Après plusieurs mois passés à scruter les pratiques de Google, et à deux semaines de l'élection présidentielle, le Department of Justice (DoJ) a donc décidé de porter plainte contre le moteur de recherche pour abus de position dominante sur le marché de la recherche et de la publicité en ligne (lire : Le gouvernement américain part à la chasse de Google). L'un des enjeux de la longue procédure qui s'ouvre porte sur les relations qu'entretiennent Google et Apple. Le premier verse chaque année au second des milliards de dollars pour être le moteur de recherche par défaut dans Safari.
Selon les estimations du DoJ, Google signe un chèque annuel compris entre 8 et 12 milliards de dollars, ce qui contribue largement à la bonne santé de l'activité « services » d'Apple. Durant la dernière année fiscale, celle-ci pesait 46,3 milliards de dollars (13 milliards au second trimestre 2020) : il serait bien difficile pour la Pomme de se passer de cette manne, mais c'est tout aussi vrai pour Google. En 2019, quasiment la moitié du trafic lié à la recherche de Google provenait d'appareils Apple.

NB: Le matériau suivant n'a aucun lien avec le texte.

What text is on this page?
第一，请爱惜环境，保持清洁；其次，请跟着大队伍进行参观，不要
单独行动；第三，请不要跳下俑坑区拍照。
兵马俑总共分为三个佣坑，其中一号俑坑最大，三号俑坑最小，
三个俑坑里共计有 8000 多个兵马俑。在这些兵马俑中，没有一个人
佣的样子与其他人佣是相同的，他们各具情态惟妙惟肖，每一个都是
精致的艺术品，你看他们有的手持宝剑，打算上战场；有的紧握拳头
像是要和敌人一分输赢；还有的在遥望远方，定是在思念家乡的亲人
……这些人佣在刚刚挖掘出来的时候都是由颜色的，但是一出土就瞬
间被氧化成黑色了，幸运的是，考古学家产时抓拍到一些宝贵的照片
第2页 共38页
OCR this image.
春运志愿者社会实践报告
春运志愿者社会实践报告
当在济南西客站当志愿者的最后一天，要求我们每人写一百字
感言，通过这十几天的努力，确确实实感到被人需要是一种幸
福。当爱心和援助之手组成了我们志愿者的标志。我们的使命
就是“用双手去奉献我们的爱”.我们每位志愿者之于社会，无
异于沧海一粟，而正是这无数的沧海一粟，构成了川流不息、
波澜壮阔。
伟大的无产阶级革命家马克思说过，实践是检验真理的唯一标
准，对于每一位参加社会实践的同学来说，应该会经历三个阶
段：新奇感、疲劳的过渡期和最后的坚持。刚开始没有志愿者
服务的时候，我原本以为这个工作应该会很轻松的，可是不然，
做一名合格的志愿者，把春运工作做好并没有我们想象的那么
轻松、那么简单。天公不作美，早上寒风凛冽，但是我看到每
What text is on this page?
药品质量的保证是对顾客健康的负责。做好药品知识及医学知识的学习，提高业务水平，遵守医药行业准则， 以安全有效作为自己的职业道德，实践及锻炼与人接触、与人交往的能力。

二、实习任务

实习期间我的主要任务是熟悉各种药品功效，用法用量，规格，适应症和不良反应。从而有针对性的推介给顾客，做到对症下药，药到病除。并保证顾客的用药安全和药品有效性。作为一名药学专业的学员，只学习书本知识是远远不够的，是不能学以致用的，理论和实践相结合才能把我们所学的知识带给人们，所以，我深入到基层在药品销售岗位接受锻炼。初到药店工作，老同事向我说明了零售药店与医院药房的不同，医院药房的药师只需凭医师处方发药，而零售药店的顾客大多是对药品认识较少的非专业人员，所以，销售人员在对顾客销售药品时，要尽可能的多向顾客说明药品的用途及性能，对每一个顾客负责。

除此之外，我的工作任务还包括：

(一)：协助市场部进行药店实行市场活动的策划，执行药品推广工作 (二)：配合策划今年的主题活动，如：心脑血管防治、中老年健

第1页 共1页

Des documents internes cités par le ministère américain de la justice confirment que l'accord passé avec Apple représente un « canal significatif de revenus » et que si cet accord venait à disparaitre, ce serait un « code rouge » pour Google. Pour l'un comme pour l'autre des partenaires, pas question donc d'enterrer cette bonne entente, validée au plus haut niveau. Tim Cook et Sundar Pichai, le patron d'Alphabet/Google, se sont à nouveau rencontrés en 2018 pour discuter du deal (dont les prémisses remontent à 2005). Cette réunion avait pour but de trouver des moyens de « stimuler la croissance des revenus de recherche ».
« Notre vision est que nous travaillons comme si nous étions une seule entreprise », a confié un cadre d'Apple à son homologue de Google après cette rencontre. Résultat : cette stratégie a permis d'asseoir la position dominante du moteur de recherche aux États-Unis (et ailleurs dans le monde). Même s'il reste possible de modifier le moteur de recherche par défaut dans iOS et macOS, peu d'utilisateurs le font, relève la plainte.
L'accord pluriannuel entre Apple et Google exclut les concurrents d'accéder à un canal de distribution significatif, déplore le DoJ. Si des enchères étaient organisées pour devenir le moteur de recherche par défaut, elles seraient si relevées que seul Google serait en mesure de remporter la timbale.
Peu après le dépôt de la plainte, Google a rappelé les propos de Tim Cook qui, en 2018, affirmait que Google était le meilleur moteur de recherche et que les mécanismes de gestion des données intégrés à iOS permettaient de protéger l'utilisateur. L'entreprise précise aussi que Bing et Yahoo versent un écot à Apple pour apparaitre dans Safari.